Les régions du Canada atlantique qui dépendent le plus des eaux souterraines sont le sud de la Nouvelle-Écosse, l'est du Nouveau-Brunswick et l'Île-du-Prince-Édouard (Rivard et al., 2003). Les nappes souterraines pourraient baisser à cause d'une diminution des apports d'eau provenant des précipitations saisonnières, et ce, en raison de la combinaison d'une réduction des pluies en été et d'une augmentation du ruissellement des pluies d'hiver. Des températures plus élevées et des printemps phénologiques précoces amèneraient les végétaux à pousser plus tôt dans l'année, ce qui ferait augmenter l'évapotranspiration et réduirait le taux d'alimentation des eaux souterraines.
L'Île-du-Prince-Édouard dépend presque entièrement des eaux souterraines (Rivard et al., 2003; Savard, 2006). Les zones d'alimentation sur les hauteurs des terres sont adjacentes aux zones de décharge dans les terres basses. Les nappes phréatiques sont proches de la surface et les eaux souterraines épuisées après les périodes de sécheresse estivale (voir Government of Prince Edward Island, non daté). Dans une telle situation, les chutes de neige hivernales sont essentielles pour r éalimenter les eaux souterraines. Les pénuries d'eau peuvent être aggravées par l'augmentation de la demande en eau de la ville de Charlottetown, que ce soit pour r épondre à la demande du tourisme saisonnier ou aux besoins de l'agriculture. Les entreprises et les collectivités qui dépendent du tourisme pendant l'été sont particulièrement inquiètes. Durant l'été 2002, relativement sec, au moins 145 entreprises de l'Île-du-Prince-Édouard à vocation touristique ont dû s'astreindre à faire bouillir l'eau (Prince Edward Island Eco-Net, 2003), situation qui a nécessité une surveillance étroite de leur système d'approvisionnement en eau et un entretien préventif. Présentement, la baisse de la nappe phréatique due à l'irrigation touche surtout les zones situées à proximité immédiate des puits (p. ex., Somers et Mutch, 1999), mais les ressources seront de plus en plus sollicitées par l'augmentation de la demande de la part de tous les usagers.

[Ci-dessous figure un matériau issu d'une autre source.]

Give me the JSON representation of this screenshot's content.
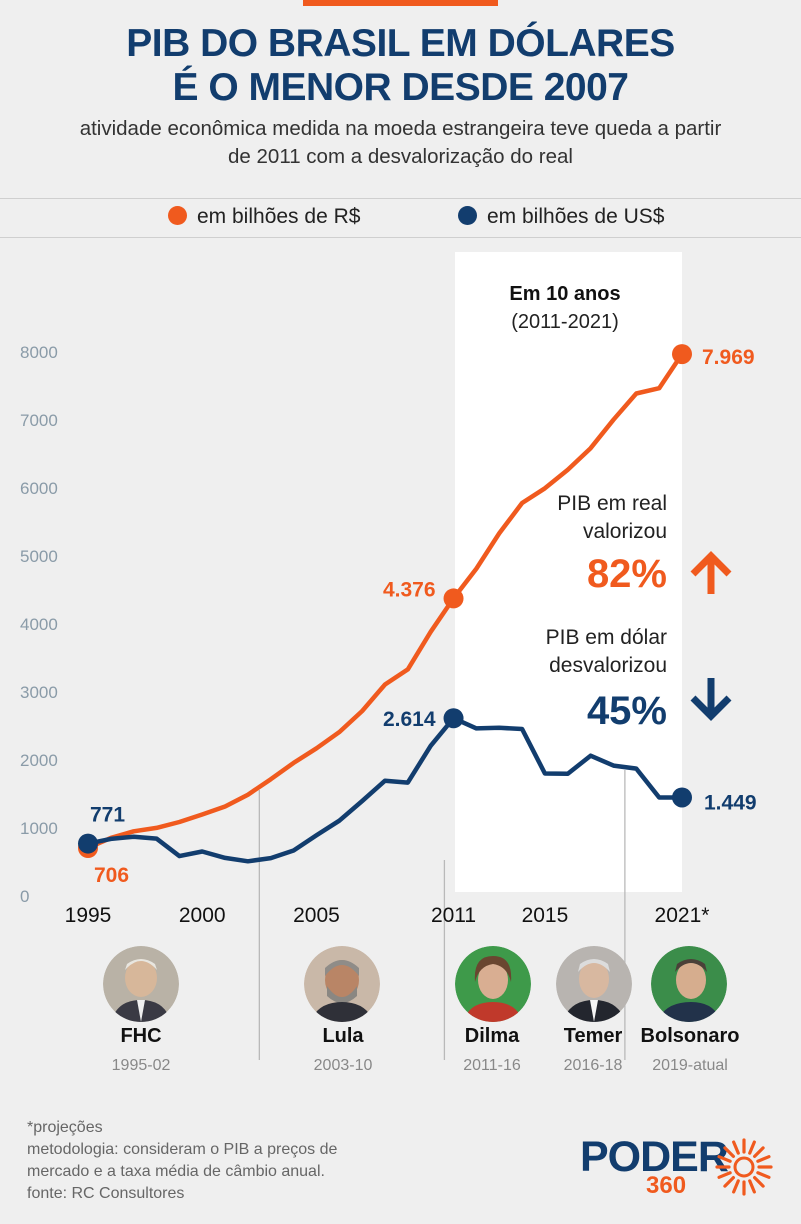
{
  "header": {
    "title_line1": "PIB DO BRASIL EM DÓLARES",
    "title_line2": "É O MENOR DESDE 2007",
    "subtitle_line1": "atividade econômica medida na moeda estrangeira teve queda a partir",
    "subtitle_line2": "de 2011 com a desvalorização do real"
  },
  "legend": {
    "brl_label": "em bilhões de R$",
    "usd_label": "em bilhões de US$"
  },
  "colors": {
    "brl": "#f05a1e",
    "usd": "#123d6e",
    "title": "#123d6e"
  },
  "chart_data": {
    "type": "line",
    "title": "PIB DO BRASIL EM DÓLARES É O MENOR DESDE 2007",
    "xlabel": "",
    "ylabel": "",
    "ylim": [
      0,
      8000
    ],
    "yticks": [
      "8000",
      "7000",
      "6000",
      "5000",
      "4000",
      "3000",
      "2000",
      "1000",
      "0"
    ],
    "ytick_values": [
      8000,
      7000,
      6000,
      5000,
      4000,
      3000,
      2000,
      1000,
      0
    ],
    "xticks": [
      "1995",
      "2000",
      "2005",
      "2011",
      "2015",
      "2021*"
    ],
    "xtick_values": [
      1995,
      2000,
      2005,
      2011,
      2015,
      2021
    ],
    "x": [
      1995,
      1996,
      1997,
      1998,
      1999,
      2000,
      2001,
      2002,
      2003,
      2004,
      2005,
      2006,
      2007,
      2008,
      2009,
      2010,
      2011,
      2012,
      2013,
      2014,
      2015,
      2016,
      2017,
      2018,
      2019,
      2020,
      2021
    ],
    "series": [
      {
        "name": "em bilhões de R$",
        "color": "#f05a1e",
        "values": [
          706,
          854,
          952,
          1002,
          1088,
          1199,
          1316,
          1489,
          1718,
          1958,
          2172,
          2410,
          2720,
          3110,
          3333,
          3886,
          4376,
          4815,
          5332,
          5779,
          5996,
          6269,
          6585,
          7004,
          7389,
          7468,
          7969
        ]
      },
      {
        "name": "em bilhões de US$",
        "color": "#123d6e",
        "values": [
          771,
          840,
          872,
          844,
          587,
          655,
          560,
          510,
          558,
          669,
          892,
          1108,
          1397,
          1696,
          1667,
          2209,
          2614,
          2465,
          2473,
          2456,
          1802,
          1797,
          2063,
          1917,
          1873,
          1448,
          1449
        ]
      }
    ],
    "point_labels": [
      {
        "series": 0,
        "x": 1995,
        "text": "706"
      },
      {
        "series": 1,
        "x": 1995,
        "text": "771"
      },
      {
        "series": 0,
        "x": 2011,
        "text": "4.376"
      },
      {
        "series": 1,
        "x": 2011,
        "text": "2.614"
      },
      {
        "series": 0,
        "x": 2021,
        "text": "7.969"
      },
      {
        "series": 1,
        "x": 2021,
        "text": "1.449"
      }
    ],
    "highlight": {
      "from": 2011,
      "to": 2021,
      "label": "Em 10 anos",
      "sublabel": "(2011-2021)"
    },
    "annotations": {
      "real_line1": "PIB em real",
      "real_line2": "valorizou",
      "real_pct": "82%",
      "usd_line1": "PIB em dólar",
      "usd_line2": "desvalorizou",
      "usd_pct": "45%"
    },
    "term_dividers": [
      2002.5,
      2010.6,
      2018.5
    ]
  },
  "presidents": [
    {
      "name": "FHC",
      "years": "1995-02"
    },
    {
      "name": "Lula",
      "years": "2003-10"
    },
    {
      "name": "Dilma",
      "years": "2011-16"
    },
    {
      "name": "Temer",
      "years": "2016-18"
    },
    {
      "name": "Bolsonaro",
      "years": "2019-atual"
    }
  ],
  "footnotes": {
    "line1": "*projeções",
    "line2": "metodologia: consideram o PIB a preços de",
    "line3": "mercado e a taxa média de câmbio anual.",
    "line4": "fonte: RC Consultores"
  },
  "logo": {
    "word": "PODER",
    "number": "360"
  }
}
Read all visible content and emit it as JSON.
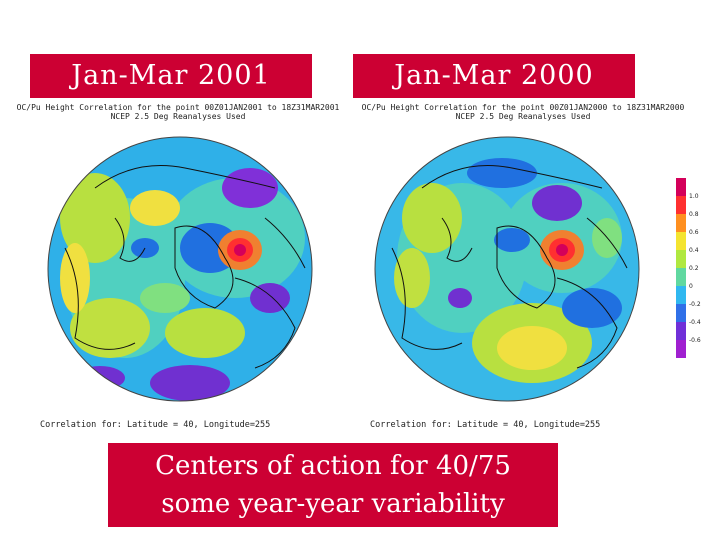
{
  "titles": {
    "left": "Jan-Mar 2001",
    "right": "Jan-Mar 2000"
  },
  "maps": {
    "left": {
      "header_line1": "OC/Pu Height Correlation for the point 00Z01JAN2001 to 18Z31MAR2001",
      "header_line2": "NCEP 2.5 Deg Reanalyses Used",
      "footer": "Correlation for: Latitude = 40, Longitude=255"
    },
    "right": {
      "header_line1": "OC/Pu Height Correlation for the point 00Z01JAN2000 to 18Z31MAR2000",
      "header_line2": "NCEP 2.5 Deg Reanalyses Used",
      "footer": "Correlation for: Latitude = 40, Longitude=255"
    }
  },
  "colorbar": {
    "labels": [
      "1.0",
      "0.8",
      "0.6",
      "0.4",
      "0.2",
      "0",
      "-0.2",
      "-0.4",
      "-0.6"
    ],
    "colors": [
      "#d4005a",
      "#ff3030",
      "#ff9020",
      "#f4e430",
      "#b0e840",
      "#60d8a0",
      "#30b8f0",
      "#3070e8",
      "#7030d8",
      "#a020d0"
    ]
  },
  "caption": {
    "line1": "Centers of action for 40/75",
    "line2": "some year-year variability"
  }
}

Dans les collectivités côtières, l'abaissement de la nappe phréatique adjacente à l'océan, conjuguée à l'élévation du niveau de la mer, permet l'infiltration d'eau de mer dans l'intérieur des terres, ce qui peut contaminer les puits et rendre l'eau impropre à la consommation. Les régions les plus exposées sont les plaines côtières, comme le sud-est du Nouveau-Brunswick et une grande partie de l'Île-du-Prince-Édouard (Scott et Suffling, 2000). Les basses terres adjacentes à la baie de Fundy, comme Wolfville, en Nouvelle-Écosse, et Moncton, au Nouveau-Brunswick, sont également exposées, car ces deux régions doivent répondre à une demande accrue d'eau douce aux fins de l'agriculture et en raison de la construction de nouvelles habitations (Boesch et al., 2000).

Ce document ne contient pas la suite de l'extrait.